To be released because of the virus, the Bureau of Prisons has said in a memo that it is prioritizing prisoners who have served at least half of their sentences, or who have 18 months or less left and have served 25% of their sentences.

Crundwell is 2 years away from the 50% benchmark.

Originally set to be released March 5, 2030, her new release date is Oct. 29, 2029.

As for her health, in her letter Crundwell cites “several” issues, including “chronic hypertension, high cholesterol, chronic pain from severe scoliosis, and a pinched sciatic nerve in lower back causing constant pain and numbness to my toes.

“I had one hip replaced 8/17 in Carswell Medical Center and the doctor warned the other hip will need to be replaced due to deterioration caused by arthritis.
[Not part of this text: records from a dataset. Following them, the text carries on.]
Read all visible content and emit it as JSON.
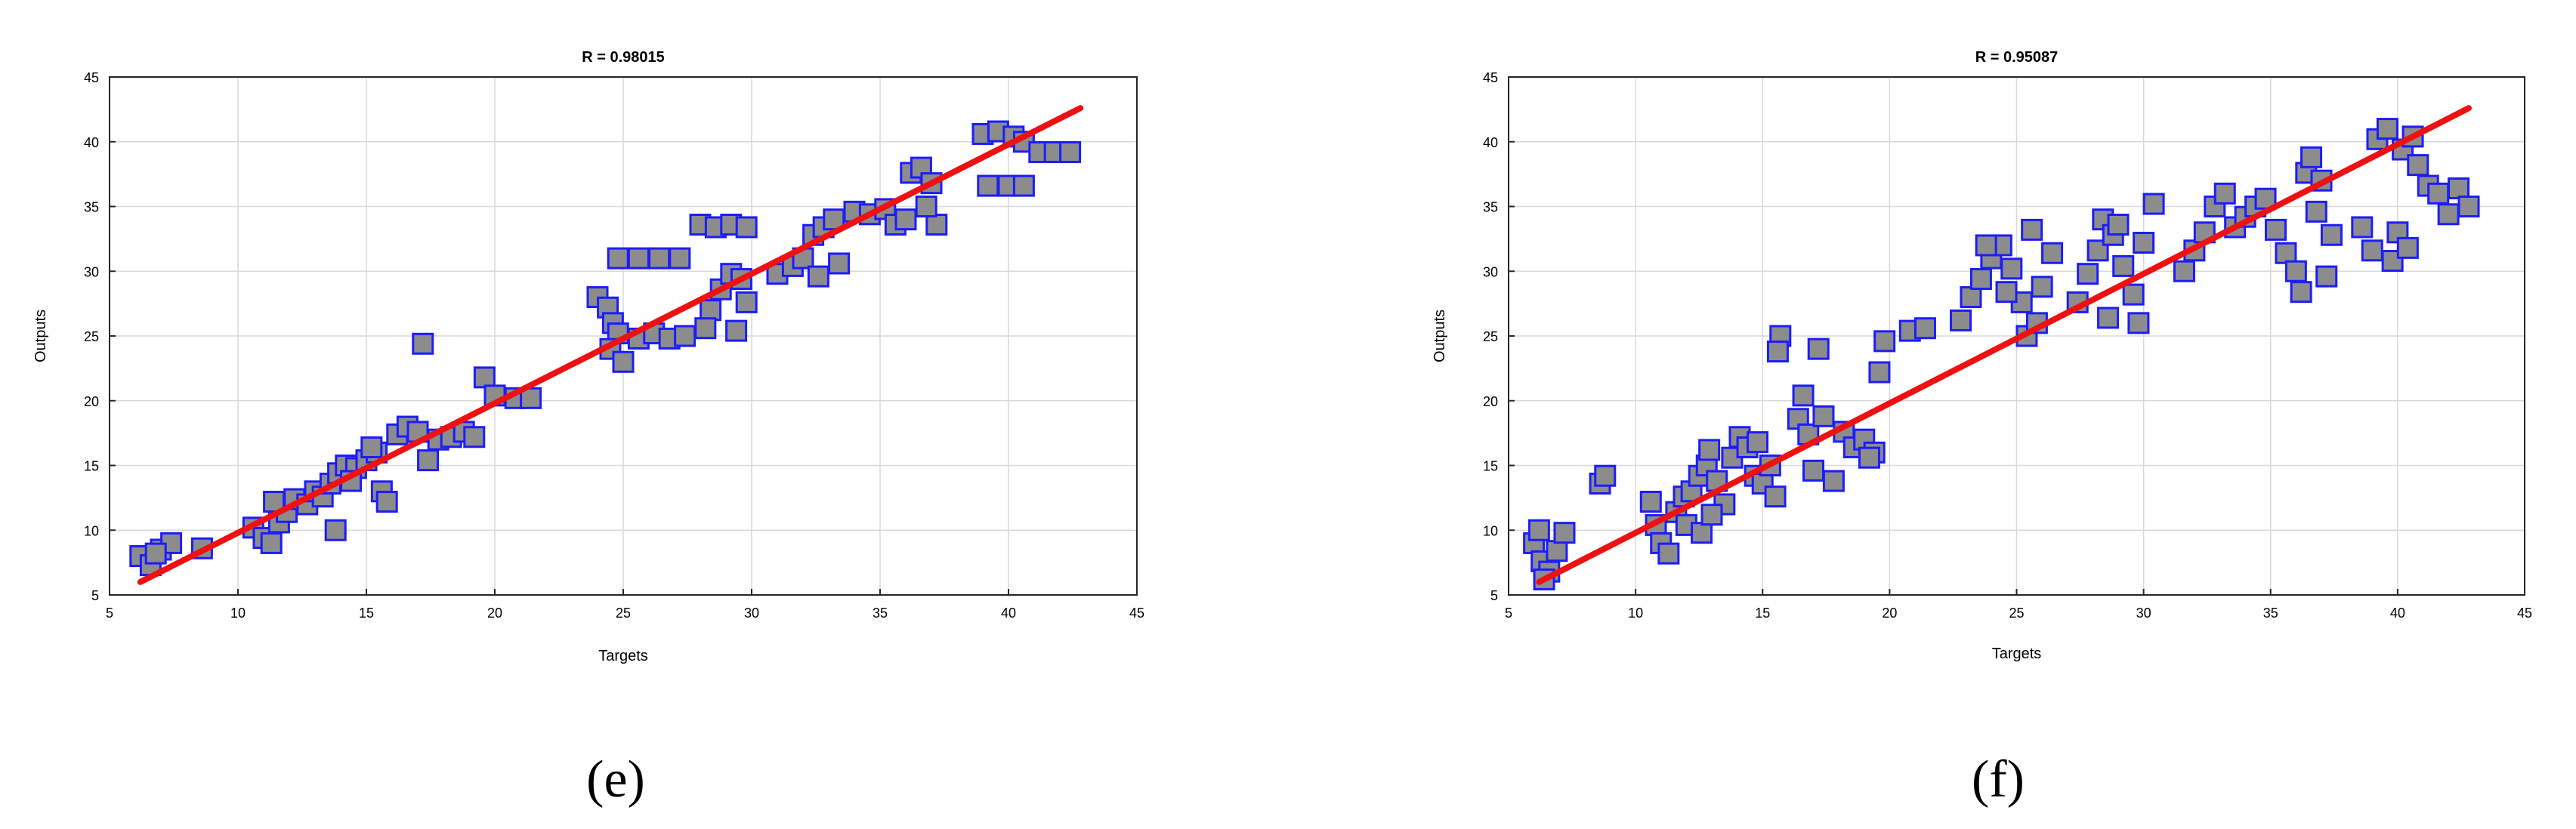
{
  "colors": {
    "marker_fill": "#8c8c8c",
    "marker_edge": "#1c1cff",
    "fit_line": "#ee1111",
    "grid": "#d9d9d9",
    "frame": "#262626"
  },
  "chart_data": [
    {
      "type": "scatter",
      "title": "R = 0.98015",
      "xlabel": "Targets",
      "ylabel": "Outputs",
      "xlim": [
        5,
        45
      ],
      "ylim": [
        5,
        45
      ],
      "xticks": [
        5,
        10,
        15,
        20,
        25,
        30,
        35,
        40,
        45
      ],
      "yticks": [
        5,
        10,
        15,
        20,
        25,
        30,
        35,
        40,
        45
      ],
      "grid": true,
      "caption": "(e)",
      "marker": "square",
      "fit_line": {
        "x": [
          6.2,
          42.8
        ],
        "y": [
          6.0,
          42.6
        ]
      },
      "points": [
        [
          6.2,
          8.0
        ],
        [
          6.6,
          7.3
        ],
        [
          7.0,
          8.5
        ],
        [
          7.4,
          9.0
        ],
        [
          6.8,
          8.2
        ],
        [
          8.6,
          8.6
        ],
        [
          10.6,
          10.2
        ],
        [
          11.0,
          9.4
        ],
        [
          11.3,
          9.0
        ],
        [
          11.6,
          10.6
        ],
        [
          11.9,
          11.4
        ],
        [
          12.2,
          12.4
        ],
        [
          11.4,
          12.2
        ],
        [
          12.7,
          12.0
        ],
        [
          13.0,
          13.0
        ],
        [
          13.3,
          12.6
        ],
        [
          13.6,
          13.6
        ],
        [
          13.9,
          14.4
        ],
        [
          13.8,
          10.0
        ],
        [
          14.2,
          15.0
        ],
        [
          14.6,
          14.8
        ],
        [
          15.0,
          15.4
        ],
        [
          15.4,
          16.0
        ],
        [
          15.6,
          13.0
        ],
        [
          15.8,
          12.2
        ],
        [
          15.2,
          16.4
        ],
        [
          14.4,
          13.8
        ],
        [
          16.2,
          17.4
        ],
        [
          16.6,
          18.0
        ],
        [
          17.0,
          17.6
        ],
        [
          17.4,
          15.4
        ],
        [
          17.2,
          24.4
        ],
        [
          17.8,
          17.0
        ],
        [
          18.3,
          17.2
        ],
        [
          18.8,
          17.6
        ],
        [
          19.2,
          17.2
        ],
        [
          19.6,
          21.8
        ],
        [
          20.0,
          20.4
        ],
        [
          20.8,
          20.2
        ],
        [
          21.4,
          20.2
        ],
        [
          24.0,
          28.0
        ],
        [
          24.4,
          27.2
        ],
        [
          24.6,
          26.0
        ],
        [
          24.8,
          25.2
        ],
        [
          24.5,
          24.0
        ],
        [
          25.0,
          23.0
        ],
        [
          25.6,
          24.8
        ],
        [
          26.2,
          25.2
        ],
        [
          26.8,
          24.8
        ],
        [
          27.4,
          25.0
        ],
        [
          24.8,
          31.0
        ],
        [
          25.6,
          31.0
        ],
        [
          26.4,
          31.0
        ],
        [
          27.2,
          31.0
        ],
        [
          28.0,
          33.6
        ],
        [
          28.6,
          33.4
        ],
        [
          29.2,
          33.6
        ],
        [
          29.8,
          33.4
        ],
        [
          28.4,
          27.0
        ],
        [
          28.8,
          28.6
        ],
        [
          29.2,
          29.8
        ],
        [
          29.6,
          29.4
        ],
        [
          29.8,
          27.6
        ],
        [
          29.4,
          25.4
        ],
        [
          28.2,
          25.6
        ],
        [
          31.0,
          29.8
        ],
        [
          31.6,
          30.4
        ],
        [
          32.0,
          31.0
        ],
        [
          32.4,
          32.8
        ],
        [
          32.8,
          33.4
        ],
        [
          33.2,
          34.0
        ],
        [
          33.4,
          30.6
        ],
        [
          32.6,
          29.6
        ],
        [
          34.0,
          34.6
        ],
        [
          34.6,
          34.4
        ],
        [
          35.2,
          34.8
        ],
        [
          35.6,
          33.6
        ],
        [
          36.0,
          34.0
        ],
        [
          36.2,
          37.6
        ],
        [
          36.6,
          38.0
        ],
        [
          37.0,
          36.8
        ],
        [
          37.2,
          33.6
        ],
        [
          36.8,
          35.0
        ],
        [
          39.0,
          40.6
        ],
        [
          39.6,
          40.8
        ],
        [
          40.2,
          40.4
        ],
        [
          40.6,
          40.0
        ],
        [
          41.2,
          39.2
        ],
        [
          41.8,
          39.2
        ],
        [
          42.4,
          39.2
        ],
        [
          39.2,
          36.6
        ],
        [
          40.0,
          36.6
        ],
        [
          40.6,
          36.6
        ]
      ]
    },
    {
      "type": "scatter",
      "title": "R = 0.95087",
      "xlabel": "Targets",
      "ylabel": "Outputs",
      "xlim": [
        5,
        45
      ],
      "ylim": [
        5,
        45
      ],
      "xticks": [
        5,
        10,
        15,
        20,
        25,
        30,
        35,
        40,
        45
      ],
      "yticks": [
        5,
        10,
        15,
        20,
        25,
        30,
        35,
        40,
        45
      ],
      "grid": true,
      "caption": "(f)",
      "marker": "square",
      "fit_line": {
        "x": [
          6.2,
          42.8
        ],
        "y": [
          6.0,
          42.6
        ]
      },
      "points": [
        [
          6.0,
          9.0
        ],
        [
          6.3,
          7.6
        ],
        [
          6.6,
          6.8
        ],
        [
          6.9,
          8.4
        ],
        [
          6.2,
          10.0
        ],
        [
          7.2,
          9.8
        ],
        [
          6.4,
          6.2
        ],
        [
          8.6,
          13.6
        ],
        [
          8.8,
          14.2
        ],
        [
          10.6,
          12.2
        ],
        [
          10.8,
          10.4
        ],
        [
          11.0,
          9.0
        ],
        [
          11.3,
          8.2
        ],
        [
          11.6,
          11.4
        ],
        [
          11.9,
          12.6
        ],
        [
          12.2,
          13.0
        ],
        [
          12.5,
          14.2
        ],
        [
          12.8,
          15.0
        ],
        [
          12.9,
          16.2
        ],
        [
          13.2,
          13.8
        ],
        [
          13.5,
          12.0
        ],
        [
          13.8,
          15.6
        ],
        [
          14.1,
          17.2
        ],
        [
          14.4,
          16.4
        ],
        [
          14.7,
          14.2
        ],
        [
          15.0,
          13.6
        ],
        [
          15.3,
          15.0
        ],
        [
          15.5,
          12.6
        ],
        [
          15.7,
          25.0
        ],
        [
          15.6,
          23.8
        ],
        [
          12.0,
          10.4
        ],
        [
          12.6,
          9.8
        ],
        [
          14.8,
          16.8
        ],
        [
          13.0,
          11.2
        ],
        [
          16.4,
          18.6
        ],
        [
          16.6,
          20.4
        ],
        [
          16.8,
          17.4
        ],
        [
          17.0,
          14.6
        ],
        [
          17.2,
          24.0
        ],
        [
          17.4,
          18.8
        ],
        [
          17.8,
          13.8
        ],
        [
          18.2,
          17.6
        ],
        [
          18.6,
          16.4
        ],
        [
          19.0,
          17.0
        ],
        [
          19.4,
          16.0
        ],
        [
          19.6,
          22.2
        ],
        [
          19.8,
          24.6
        ],
        [
          19.2,
          15.6
        ],
        [
          20.8,
          25.4
        ],
        [
          21.4,
          25.6
        ],
        [
          22.8,
          26.2
        ],
        [
          23.2,
          28.0
        ],
        [
          23.6,
          29.4
        ],
        [
          24.0,
          31.0
        ],
        [
          24.4,
          32.0
        ],
        [
          24.8,
          30.2
        ],
        [
          25.2,
          27.6
        ],
        [
          25.4,
          25.0
        ],
        [
          25.8,
          26.0
        ],
        [
          26.0,
          28.8
        ],
        [
          26.4,
          31.4
        ],
        [
          25.6,
          33.2
        ],
        [
          23.8,
          32.0
        ],
        [
          24.6,
          28.4
        ],
        [
          27.4,
          27.6
        ],
        [
          27.8,
          29.8
        ],
        [
          28.2,
          31.6
        ],
        [
          28.4,
          34.0
        ],
        [
          28.8,
          32.8
        ],
        [
          29.2,
          30.4
        ],
        [
          29.6,
          28.2
        ],
        [
          29.8,
          26.0
        ],
        [
          29.0,
          33.6
        ],
        [
          30.0,
          32.2
        ],
        [
          28.6,
          26.4
        ],
        [
          30.4,
          35.2
        ],
        [
          31.6,
          30.0
        ],
        [
          32.0,
          31.6
        ],
        [
          32.4,
          33.0
        ],
        [
          32.8,
          35.0
        ],
        [
          33.2,
          36.0
        ],
        [
          33.6,
          33.4
        ],
        [
          34.0,
          34.2
        ],
        [
          34.4,
          35.0
        ],
        [
          34.8,
          35.6
        ],
        [
          35.2,
          33.2
        ],
        [
          35.6,
          31.4
        ],
        [
          36.0,
          30.0
        ],
        [
          36.2,
          28.4
        ],
        [
          36.4,
          37.6
        ],
        [
          36.6,
          38.8
        ],
        [
          37.0,
          37.0
        ],
        [
          37.2,
          29.6
        ],
        [
          37.4,
          32.8
        ],
        [
          36.8,
          34.6
        ],
        [
          38.6,
          33.4
        ],
        [
          39.0,
          31.6
        ],
        [
          39.2,
          40.2
        ],
        [
          39.6,
          41.0
        ],
        [
          39.8,
          30.8
        ],
        [
          40.0,
          33.0
        ],
        [
          40.2,
          39.4
        ],
        [
          40.6,
          40.4
        ],
        [
          40.8,
          38.2
        ],
        [
          41.2,
          36.6
        ],
        [
          41.6,
          36.0
        ],
        [
          42.0,
          34.4
        ],
        [
          42.4,
          36.4
        ],
        [
          42.8,
          35.0
        ],
        [
          40.4,
          31.8
        ]
      ]
    }
  ]
}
I currently have only 56% of my kidney usage remaining due to the large amounts of ibuprofen I was prescribed for four years by the doctor in Waseca, MN, for the chronic pain. …

“I also just had a mass removed April 20, 2020, from under my right arm that they were afraid might be a malignant tumor due to my long family history of cancer.”
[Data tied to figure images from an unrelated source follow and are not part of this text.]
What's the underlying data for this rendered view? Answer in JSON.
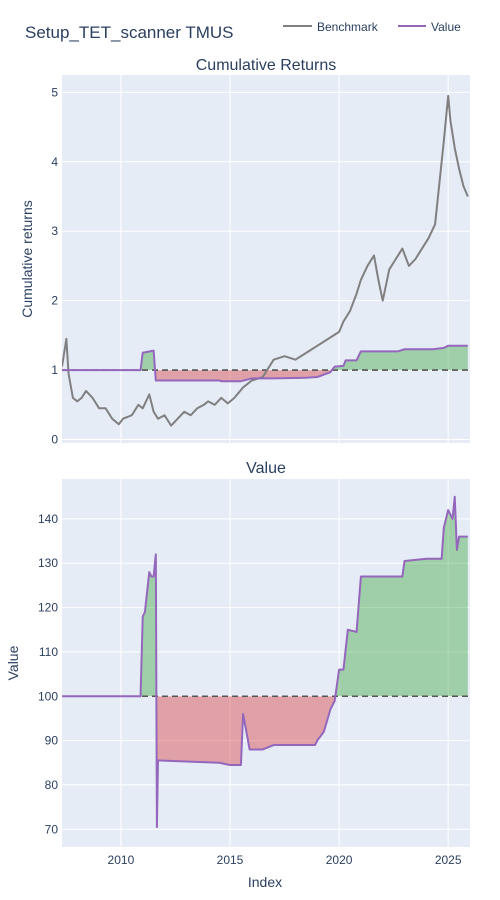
{
  "figure": {
    "title": "Setup_TET_scanner TMUS",
    "xlabel": "Index"
  },
  "legend": [
    {
      "label": "Benchmark",
      "color": "#808080"
    },
    {
      "label": "Value",
      "color": "#9467bd"
    }
  ],
  "colors": {
    "plot_bg": "#e5ecf6",
    "benchmark": "#808080",
    "value": "#9467bd",
    "gain_fill": "rgba(44,160,44,0.38)",
    "loss_fill": "rgba(214,39,40,0.38)"
  },
  "chart_data": [
    {
      "type": "line",
      "title": "Cumulative Returns",
      "xlabel": "",
      "ylabel": "Cumulative returns",
      "xlim": [
        2007.3,
        2026.0
      ],
      "ylim": [
        -0.05,
        5.25
      ],
      "xticks": [
        2010,
        2015,
        2020,
        2025
      ],
      "yticks": [
        0,
        1,
        2,
        3,
        4,
        5
      ],
      "grid": true,
      "legend": "top-right",
      "baseline": 1,
      "series": [
        {
          "name": "Benchmark",
          "x": [
            2007.3,
            2007.5,
            2007.6,
            2007.8,
            2008.0,
            2008.2,
            2008.4,
            2008.7,
            2009.0,
            2009.3,
            2009.6,
            2009.9,
            2010.1,
            2010.5,
            2010.8,
            2011.0,
            2011.3,
            2011.5,
            2011.7,
            2012.0,
            2012.3,
            2012.6,
            2012.9,
            2013.2,
            2013.5,
            2013.8,
            2014.0,
            2014.3,
            2014.6,
            2014.9,
            2015.2,
            2015.6,
            2016.0,
            2016.5,
            2017.0,
            2017.5,
            2018.0,
            2018.5,
            2019.0,
            2019.5,
            2020.0,
            2020.2,
            2020.5,
            2020.8,
            2021.0,
            2021.3,
            2021.6,
            2021.8,
            2022.0,
            2022.3,
            2022.6,
            2022.9,
            2023.2,
            2023.5,
            2023.8,
            2024.1,
            2024.4,
            2024.6,
            2024.8,
            2025.0,
            2025.1,
            2025.3,
            2025.5,
            2025.7,
            2025.9
          ],
          "values": [
            1.05,
            1.45,
            0.95,
            0.6,
            0.55,
            0.6,
            0.7,
            0.6,
            0.45,
            0.45,
            0.3,
            0.22,
            0.3,
            0.35,
            0.5,
            0.45,
            0.65,
            0.4,
            0.3,
            0.35,
            0.2,
            0.3,
            0.4,
            0.35,
            0.45,
            0.5,
            0.55,
            0.5,
            0.6,
            0.52,
            0.6,
            0.75,
            0.85,
            0.9,
            1.15,
            1.2,
            1.15,
            1.25,
            1.35,
            1.45,
            1.55,
            1.7,
            1.85,
            2.1,
            2.3,
            2.5,
            2.65,
            2.3,
            2.0,
            2.45,
            2.6,
            2.75,
            2.5,
            2.6,
            2.75,
            2.9,
            3.1,
            3.7,
            4.3,
            4.95,
            4.6,
            4.2,
            3.9,
            3.65,
            3.5
          ]
        },
        {
          "name": "Value",
          "x": [
            2007.3,
            2010.9,
            2011.0,
            2011.5,
            2011.6,
            2014.5,
            2014.6,
            2015.5,
            2016.0,
            2016.8,
            2017.0,
            2018.5,
            2019.0,
            2019.6,
            2019.8,
            2020.2,
            2020.3,
            2020.8,
            2021.0,
            2022.7,
            2023.0,
            2024.3,
            2024.8,
            2025.0,
            2025.5,
            2025.9
          ],
          "values": [
            1.0,
            1.0,
            1.25,
            1.28,
            0.85,
            0.85,
            0.84,
            0.84,
            0.88,
            0.88,
            0.88,
            0.89,
            0.9,
            0.97,
            1.05,
            1.06,
            1.14,
            1.14,
            1.27,
            1.27,
            1.3,
            1.3,
            1.32,
            1.35,
            1.35,
            1.35
          ]
        }
      ]
    },
    {
      "type": "line",
      "title": "Value",
      "xlabel": "Index",
      "ylabel": "Value",
      "xlim": [
        2007.3,
        2026.0
      ],
      "ylim": [
        66,
        149
      ],
      "xticks": [
        2010,
        2015,
        2020,
        2025
      ],
      "yticks": [
        70,
        80,
        90,
        100,
        110,
        120,
        130,
        140
      ],
      "grid": true,
      "baseline": 100,
      "series": [
        {
          "name": "Value",
          "x": [
            2007.3,
            2010.9,
            2011.0,
            2011.1,
            2011.3,
            2011.4,
            2011.5,
            2011.6,
            2011.65,
            2011.7,
            2011.8,
            2014.5,
            2015.0,
            2015.5,
            2015.6,
            2015.9,
            2016.5,
            2017.0,
            2018.0,
            2018.9,
            2019.0,
            2019.3,
            2019.6,
            2019.8,
            2020.0,
            2020.2,
            2020.4,
            2020.8,
            2021.0,
            2021.1,
            2022.0,
            2022.9,
            2023.0,
            2024.0,
            2024.7,
            2024.8,
            2025.0,
            2025.2,
            2025.3,
            2025.4,
            2025.5,
            2025.9
          ],
          "values": [
            100,
            100,
            118,
            119,
            128,
            127,
            127,
            132,
            70.5,
            85.5,
            85.5,
            85,
            84.5,
            84.5,
            96,
            88,
            88,
            89,
            89,
            89,
            90,
            92,
            97,
            99,
            106,
            106,
            115,
            114.5,
            127,
            127,
            127,
            127,
            130.5,
            131,
            131,
            138,
            142,
            140,
            145,
            133,
            136,
            136
          ]
        }
      ]
    }
  ]
}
Crundwell was arrested April 17, 2012, at Dixon City Hall, and the story that unfolded detailed a lavish lifestyle with millions siphoned from city coffers and spent on building an international quarter horse empire, multiple homes, clothes and jewelry, all while her hometown struggled to repair roads and pay its bills.

According to the BOP Information, Policy and Public Affairs Division, Crundwell was at Waseca from June 3, 2013, to Jan. 25, 2017, when she was transferred to the Federal Medical Center in Carswell, Texas.
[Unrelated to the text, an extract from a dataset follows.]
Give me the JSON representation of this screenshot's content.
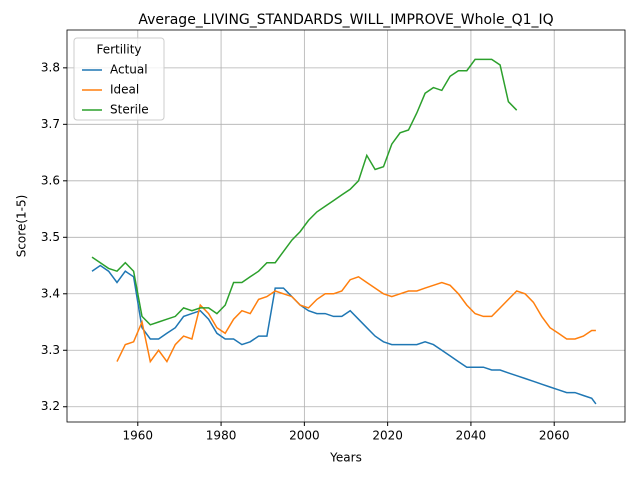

She was transferred to the Federal Transfer Center in Oklahoma City, Oklahoma, on April 10, 2018, and to a minimum-security satellite camp at Pekin federal prison, about 2 hours away from Dixon, 6 days later.
Crundwell has two surviving brothers, Ray "Doc" Humphrey Jr. and Richard Humphrey, with whom she says she would live, and two sisters, Carol Beardin and Linda Burkitt, all of Dixon. Her brother Roger Humphrey died Dec. 11; he was 77.

If released, she said she will seek employment and help her brother out around his farm in rural Dixon.

“I will be very low-keyed,” she wrote. “I am going to do everything possible to make up for my mistakes. I have taken responsibility for my actions since the first day.

“I will do anything in my power to repay the citizens of Dixon for my crime.”